Somatic Symptom & Related Disorder
In Somatoform disorders Psychological problems take a physical form. The Physical symptoms of Somatoform disorders, which have no known physiological explanation and are not under voluntary control, are thought to be linked to Psychological factors, presumably anxiety, and are therefore assumed to be Psychologically caused.
About Conversion Disorder:
In Conversion Disorder sensory or motor symptoms, suggest an illness related to neurological damage of some sort, though the bodily organs and nervous system are found to be fine. Affected people are genuinely unaware that they can function normally. This disorder may coincide with other problems, especially Somatic Symptom Disorder and it is most prevalent in low socioeconomic groups, women and men under extreme stress such as soldiers.
1. Partial or complete paralysis of arms or legs.
2. Loss of sense of touch.
3. Seizures and coordination disturbance.
4. Sensation of prickling, tingling or creeping on the skin.
5. Insensitivity to pain.
6. Vision impaired.
7. Aphonia, loss of voice or whispered speech sense of smell.

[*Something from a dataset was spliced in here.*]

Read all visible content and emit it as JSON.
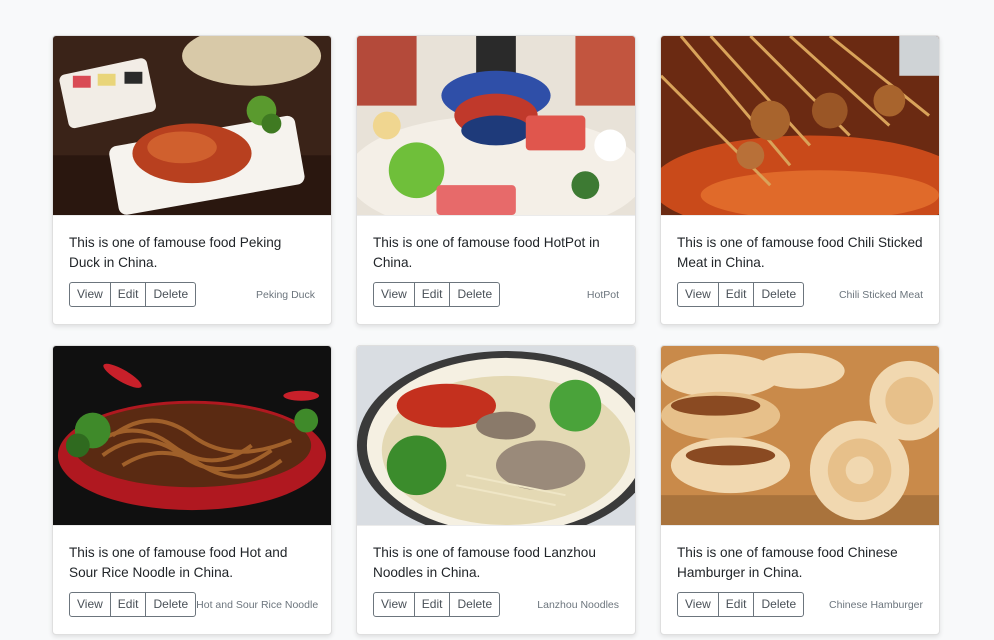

8. Anosmia, loss or impairment of the sense of smell.
In conversion disorder individual experience a traumatic event i.e. an unacceptable and unconscious conflict. Because the conflict and the resulting anxiety are unacceptable, the person represses the conflict making it unconscious. The anxiety continues to increase and threatens to emerge into consciousness, and the person “converts” It into physical symptoms, thereby relieving the pressure of having to deal directly with the conflict. This reduction of anxiety is considered to be the primary gain or reinforcing the event that maintains the conversion symptom. Social and cultural influences also contribute to conversion disorder, tends to occur in less educated, lower socioeconomic group where knowledge about disease and medical illness is not well developed. Biological Contributory factors seem to be less important than the overriding influence of interpersonal factors.
A principal strategy in treating conversion disorder is to identify and attend to the traumatic or stressful life event, if it is still present. Therapeutic assistance in re-experiencing or “reliving” the event is a reasonable first step. The therapist must also work hard to reduce any reinforcing or supportive consequences of the conversion symptoms.